The only exception is that bonuses, incentive pay, or commissions may be added to an employee's salary towards the new minimum, only if they are non-discretionary (i.e. guaranteed by formula or otherwise) and then, they can comprise no more than 10% of the new minimum salary. This means that 90% or more of the new minimum salary must be in the form of a salary that is paid regardless of hours worked. Doing the simple math, this means that no more than $4,748 of the new minimum can come from bonuses, etc. For example, even if an employee makes $100,000 in total compensation, he/she will not be exempt from overtime under any of the white-collar jobs unless, at a minimum, $42,728 of that compensation is paid as a salary and any additional compensation must be non-discretionary and meets one of the limited forms acceptable under the new rule. Because these nuances are frequently misunderstood, any employer that plans on relying on bonuses or other compensation to meet the new minimum salary is well-advised to consult with knowledgeable legal counsel to determine if it is allowed.
3. A significant number of employers assume that converting exempt employees to non-exempt employees because they will not meet the new minimum salary, can be easily done. Oversimplification of what is entailed with converting exempt employees to non-exempt, is a recipe for disaster!
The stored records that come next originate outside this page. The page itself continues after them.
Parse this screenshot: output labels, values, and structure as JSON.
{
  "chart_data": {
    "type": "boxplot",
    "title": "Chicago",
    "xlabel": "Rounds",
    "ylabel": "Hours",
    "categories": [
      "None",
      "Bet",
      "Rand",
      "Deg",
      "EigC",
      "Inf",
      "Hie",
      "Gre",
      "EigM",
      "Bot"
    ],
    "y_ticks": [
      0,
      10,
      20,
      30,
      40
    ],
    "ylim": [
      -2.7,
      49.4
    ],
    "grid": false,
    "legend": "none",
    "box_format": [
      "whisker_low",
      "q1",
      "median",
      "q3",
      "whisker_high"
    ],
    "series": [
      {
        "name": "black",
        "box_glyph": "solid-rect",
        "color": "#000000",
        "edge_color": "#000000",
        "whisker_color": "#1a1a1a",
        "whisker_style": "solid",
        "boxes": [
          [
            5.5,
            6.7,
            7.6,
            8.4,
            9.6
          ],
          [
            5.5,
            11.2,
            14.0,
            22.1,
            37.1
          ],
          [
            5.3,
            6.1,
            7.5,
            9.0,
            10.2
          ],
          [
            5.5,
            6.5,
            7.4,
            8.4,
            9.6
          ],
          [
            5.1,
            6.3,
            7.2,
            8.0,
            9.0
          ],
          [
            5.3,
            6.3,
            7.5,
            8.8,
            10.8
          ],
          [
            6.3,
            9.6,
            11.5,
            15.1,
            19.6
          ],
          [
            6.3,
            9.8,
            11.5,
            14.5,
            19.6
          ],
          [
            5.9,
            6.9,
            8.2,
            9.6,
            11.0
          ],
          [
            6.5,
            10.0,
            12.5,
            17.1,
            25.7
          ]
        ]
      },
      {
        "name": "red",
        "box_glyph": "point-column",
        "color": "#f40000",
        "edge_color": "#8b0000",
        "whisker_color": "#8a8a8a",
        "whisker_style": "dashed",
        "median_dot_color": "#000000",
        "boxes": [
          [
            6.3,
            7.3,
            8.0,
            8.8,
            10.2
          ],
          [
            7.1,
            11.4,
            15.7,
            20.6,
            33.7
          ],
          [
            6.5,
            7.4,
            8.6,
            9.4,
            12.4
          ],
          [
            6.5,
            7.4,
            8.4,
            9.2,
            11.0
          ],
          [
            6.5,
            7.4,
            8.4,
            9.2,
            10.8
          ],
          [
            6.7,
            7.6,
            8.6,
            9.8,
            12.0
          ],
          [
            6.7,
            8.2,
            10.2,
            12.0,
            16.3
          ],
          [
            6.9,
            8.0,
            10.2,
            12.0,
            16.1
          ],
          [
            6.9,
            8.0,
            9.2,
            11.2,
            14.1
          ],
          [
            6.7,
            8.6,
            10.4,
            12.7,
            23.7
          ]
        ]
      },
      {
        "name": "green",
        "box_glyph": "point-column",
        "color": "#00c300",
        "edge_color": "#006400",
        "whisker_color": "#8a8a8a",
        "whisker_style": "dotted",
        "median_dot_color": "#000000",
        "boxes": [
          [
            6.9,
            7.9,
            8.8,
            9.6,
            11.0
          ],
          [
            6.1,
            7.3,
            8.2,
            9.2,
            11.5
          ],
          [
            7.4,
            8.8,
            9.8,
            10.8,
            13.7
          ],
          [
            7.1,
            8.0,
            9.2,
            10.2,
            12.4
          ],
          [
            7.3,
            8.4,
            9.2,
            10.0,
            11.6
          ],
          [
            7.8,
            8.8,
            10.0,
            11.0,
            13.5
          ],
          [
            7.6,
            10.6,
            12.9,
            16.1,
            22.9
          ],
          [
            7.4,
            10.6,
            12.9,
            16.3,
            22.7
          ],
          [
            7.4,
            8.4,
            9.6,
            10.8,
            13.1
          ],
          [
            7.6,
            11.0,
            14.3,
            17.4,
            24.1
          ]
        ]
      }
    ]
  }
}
This requires far more than a simple change in payroll. Most notably, affected employees who in the past have never had to track their hours worked, must begin doing so as of December 1, 2016. But many employees who perform exempt duties do things that blur the lines between compensable and non-compensable work time, much more so than traditional hourly workers. What about travel time? Attending trade or civic events that benefit the company? Checking/replying to emails, etc.? Addressing these various issues can be complicated and take time, and there is barely any time left before the new rules go into effect on December 1st, 2016.
4. One potential positive from the new DOL Overtime Regulation, is that the changes going into effect December 1, 2016, present as good a time as any to "fix" misclassified employees who do not clearly meet the required duties to be exempt from overtime pay. With millions of workers possibly being reclassified from exempt to nonexempt as a result of the new minimum salary rule, including employees whose duties are more appropriately classified as nonexempt in those who are reclassified, could potentially drawing less attention to the change.
On a final note, there are several ways to convert compensation for employees who must be "reclassified" from exempt to non-exempt status. While changing pay from salary to hourly pay is permissible, it may not be the best approach for many employers, or employees. Without careful planning, employers could wind up paying more in 2017 than if they had increased some salaries by many thousands of dollars to meet the new minimum set by the D.O.L. So, with just days left to plan, employers who have yet to address these issues or who have mistakenly thought they were easily addressed, may be in for a rude awakening.